Abstract

While collisionally activated dissociation (CAD) pathways for peptides are well characterized, those of intact proteins are not. We systematically assigned CAD product ions of ubiquitin, myoglobin, and bovine serum albumin generated using high-yield, in-source fragmentation. Assignment of >98% of hundreds of product ions implies that the fragmentation pathways described are representative of the major pathways. Protein dissociation mechanisms were found to be modulated by both source declustering potential and precursor ion charge state. Like peptides, higher charge states of proteins fragmented at lower energies next to Pro, via mobile protons, while lower charge states fragmented at higher energies after Asp and Glu, via localized protons. Unlike peptides, however, predominant fragmentation channels of proteins occurred at intermediate charge states via non-canonical mechanisms and produced extensive internal fragmentation. The non-canonical mechanisms include prominent cleavages C-terminal to Pro and Asn, and N-terminal to Ile, Leu, and Ser; these cleavages, along with internal fragments, led to a 45% increase in sequence coverage, improving the specificity of top-down protein identification.
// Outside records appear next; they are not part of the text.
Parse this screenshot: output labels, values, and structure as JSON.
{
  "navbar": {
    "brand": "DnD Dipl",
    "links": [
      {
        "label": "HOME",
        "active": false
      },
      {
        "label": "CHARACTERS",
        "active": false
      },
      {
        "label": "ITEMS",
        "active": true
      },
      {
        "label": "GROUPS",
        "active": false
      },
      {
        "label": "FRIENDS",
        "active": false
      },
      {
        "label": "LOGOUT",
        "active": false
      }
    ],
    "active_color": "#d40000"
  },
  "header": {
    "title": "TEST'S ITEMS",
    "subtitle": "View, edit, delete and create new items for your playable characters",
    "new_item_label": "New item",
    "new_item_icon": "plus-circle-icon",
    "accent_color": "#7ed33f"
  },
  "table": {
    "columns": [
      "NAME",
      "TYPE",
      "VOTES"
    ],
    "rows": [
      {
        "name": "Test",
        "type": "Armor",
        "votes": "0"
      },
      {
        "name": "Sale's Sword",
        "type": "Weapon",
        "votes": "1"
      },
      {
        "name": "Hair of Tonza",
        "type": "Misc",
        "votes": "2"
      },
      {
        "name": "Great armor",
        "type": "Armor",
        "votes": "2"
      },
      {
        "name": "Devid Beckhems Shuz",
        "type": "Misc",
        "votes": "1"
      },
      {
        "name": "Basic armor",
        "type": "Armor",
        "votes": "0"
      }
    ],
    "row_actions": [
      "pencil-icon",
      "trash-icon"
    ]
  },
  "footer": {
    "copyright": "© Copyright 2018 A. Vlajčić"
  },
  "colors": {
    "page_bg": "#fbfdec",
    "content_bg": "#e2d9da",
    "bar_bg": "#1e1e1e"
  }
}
Three applications take advantage of the different mechanisms of protein fragmentation. First, modulation of declustering potential selectively fragments different charge states, allowing the source region to be used as the first stage of a low-resolution tandem mass spectrometer, facilitating pseudo-MS(3) of product ions with known parent charge states. Second, development and integration of automated modulation of ion funnel declustering potential allows users access to a particular fragmentation mechanism, yielding facile cleavage on a liquid chromatography timescale. Third, augmentation of a top-down search engine improved protein characterization.